Из безрадостного хаоса первого месяца стали медленно проступать люди, занятия. Сначала прорисовались уроки аналитической геометрии. Лекций по этой дисциплине не было, в группах занятия проводил невысокий, крепко сбитый старичок Виноградов. Объяснял он на редкость бездарно, косноязычно, невнятно, но я следил по учебнику и всё понимал. Только скучно это было до зевоты. Мука сплошная…

Что-то странное происходило у меня с начертательной геометрией. Худощавый высокий подтянутый мужчина лет сорока, Евстифеев Анатолий Владимирович, в лекционном зале чертил цветными мелками на чёрной доске красивые чертежи, говорил о следах пересечения линий и плоскостей, но я ничегошеньки из слов его не воспринимал. Вероятно, я пропустил что-то мимо ушей в начале занятий, и всё остальное, логически связанное с предыдущим, представлялось мне несусветной абракадаброй.

…но тут повезло. Меня выручил случай.

Я простудился, температура подскочила до тридцати девяти, и в институтском медпункте мне дали справку, освободив на неделю от посещения занятий. Я болел, лёжа в постели, глотал выписанные лекарства и от нечего делать листал учебник Гордона по начертательной геометрии. Идя от страницы к странице, разбирая все чертежи и внимательно вчитываясь во все объяснения, я, к удивлению, обнаружил, что ничего сложного, а тем более непонятного, в начертательной геометрии нет. Придя после болезни на лекцию, я сразу вошёл в курс объясняемого, следил без труда за мыслью преподавателя и радовался тому, что всё на лету понимаю. Но многие из студентов продолжали, как недавно я сам, тупо смотреть на доску и считать «начерталку» невероятно трудным предметом, просто боялись её.

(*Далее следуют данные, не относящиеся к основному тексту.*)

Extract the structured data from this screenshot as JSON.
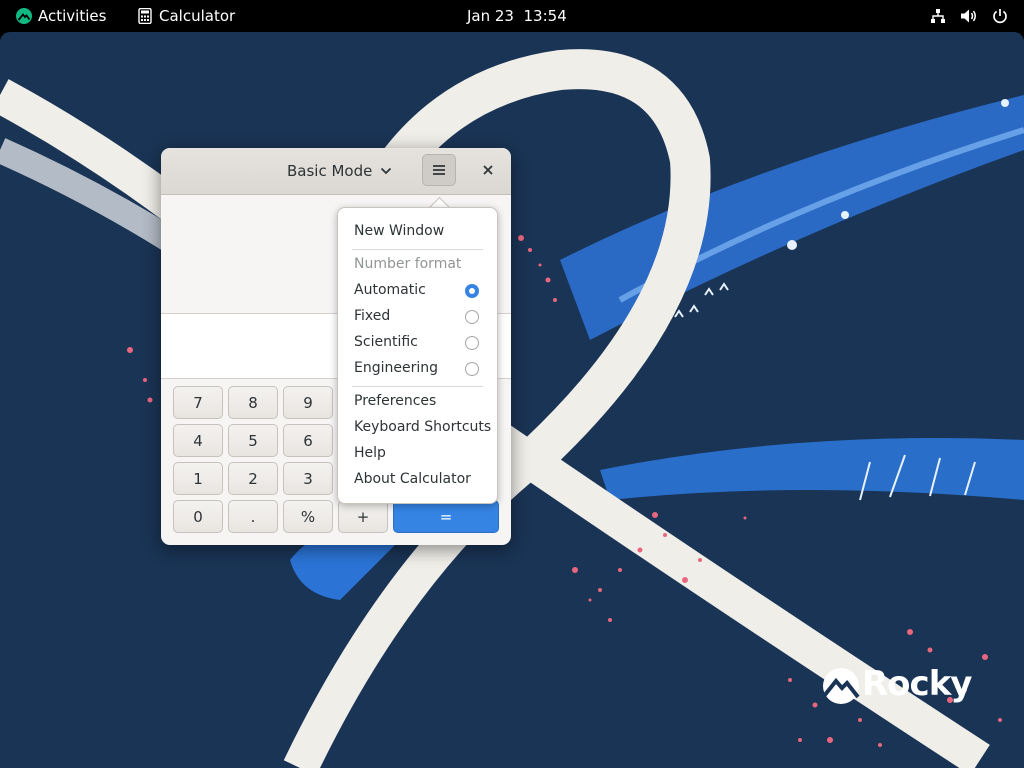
{
  "topbar": {
    "activities_label": "Activities",
    "app_label": "Calculator",
    "clock": "Jan 23  13:54",
    "icons": [
      "rocky-logo-icon",
      "calculator-icon",
      "network-icon",
      "volume-icon",
      "power-icon"
    ]
  },
  "desktop": {
    "brand_text": "Rocky"
  },
  "calculator": {
    "mode_label": "Basic Mode",
    "icons": [
      "chevron-down-icon",
      "hamburger-menu-icon",
      "close-icon"
    ],
    "keys": [
      "7",
      "8",
      "9",
      "4",
      "5",
      "6",
      "1",
      "2",
      "3",
      "0",
      ".",
      "%",
      "+",
      "="
    ]
  },
  "menu": {
    "new_window": "New Window",
    "number_format_header": "Number format",
    "formats": [
      {
        "label": "Automatic",
        "selected": true
      },
      {
        "label": "Fixed",
        "selected": false
      },
      {
        "label": "Scientific",
        "selected": false
      },
      {
        "label": "Engineering",
        "selected": false
      }
    ],
    "preferences": "Preferences",
    "keyboard_shortcuts": "Keyboard Shortcuts",
    "help": "Help",
    "about": "About Calculator"
  },
  "colors": {
    "desktop_bg": "#1a3455",
    "accent_blue": "#3584e4",
    "topbar_bg": "#000000",
    "ribbon_cream": "#f0eee9"
  }
}
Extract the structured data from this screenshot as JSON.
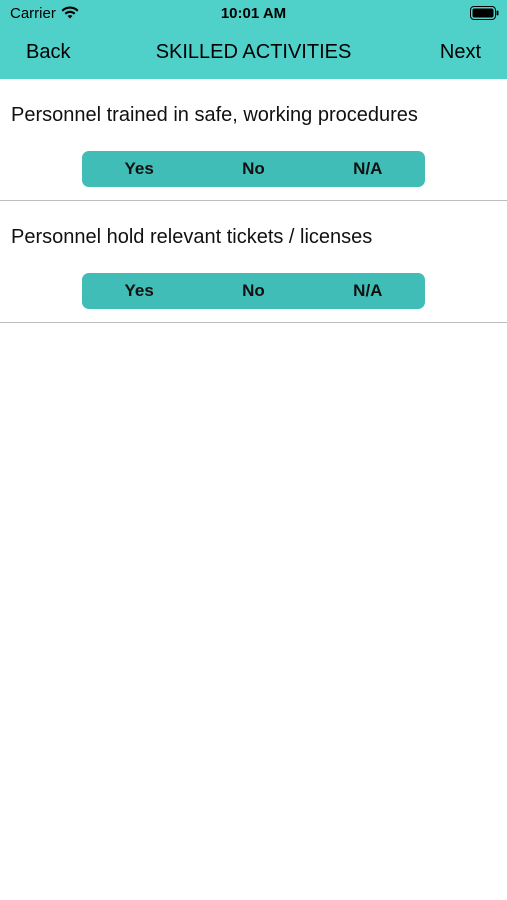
{
  "status_bar": {
    "carrier": "Carrier",
    "time": "10:01 AM",
    "wifi_icon": "wifi-icon",
    "battery_icon": "battery-icon"
  },
  "nav": {
    "back_label": "Back",
    "title": "SKILLED ACTIVITIES",
    "next_label": "Next"
  },
  "questions": [
    {
      "text": "Personnel trained in safe, working procedures",
      "options": [
        "Yes",
        "No",
        "N/A"
      ]
    },
    {
      "text": "Personnel hold relevant tickets / licenses",
      "options": [
        "Yes",
        "No",
        "N/A"
      ]
    }
  ],
  "colors": {
    "header": "#4fd0c9",
    "segment": "#3fbdb6",
    "divider": "#bdbdbd"
  }
}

Изменилось и положение на занятиях по аналитической геометрии. Престарелого отца заменил его сын, приглашённый из Томского политехнического института профессор Виноградов Юрий Петрович. Отличный знаток своей дисциплины, он вёл занятия с таким блеском, что воодушевлял и меня, и я с большим удовольствием переводил язык чертежей теорем на язык алгебраических формул.

…всё же по форме своей самыми интересными были лекции Евстифеева по начертательной геометрии. Прервав объяснения, он рассказывал смешные истории, случавшиеся с ним в лыжных походах или во время охоты зимой на медведя. Дав отдохнуть нашим мозгам, он продолжал лекцию, потом снова прерывал её какой-нибудь занимательной байкой или анекдотом. Запас их у него был потрясающий. Вообще, был он остроумен необычайно и, большей частью повёрнутый к залу спиной, когда чертил на доске сложные чертежи, он ухитрялся зорко следить за всем тем, что происходило в большом лекционном зале. Реакция его была моментальной, резко сорвавшись со сцены, он стремительно шагал по проходу между рядами. Враз остановившись у нужного ряда, он совал под пюпитр, над которым низко склонились две головы, поглощённые чтением до полного отключения от действительности, свою руку и вытаскивал из рук ошеломлённых читательниц «Блеск и нищету куртизанок» Оноре де Бальзáка. Быстро среагировав на комизм положения, он тут же бросал насмешливую едкую реплику, и весь зал валился от хохота. Очень наблюдателен был Евстифеев, вмиг подмечал забавную ситуацию в зале и делал блестящий выпад, всегда попадавший в цель, обескураживая виновников положения и вызывая всеобщий восторг остальных… Быть на его лекциях было для меня, и не только, сплошным удовольствием, но, к великому моему сожалению, задыхаясь от смеха, я не додумался до того, чтобы тут же и записать все его рассказы и реплики, замечания и уколы. А теперь вот по прошествии лет в памяти ничего, кроме названия книги знаменитого француза-писателя.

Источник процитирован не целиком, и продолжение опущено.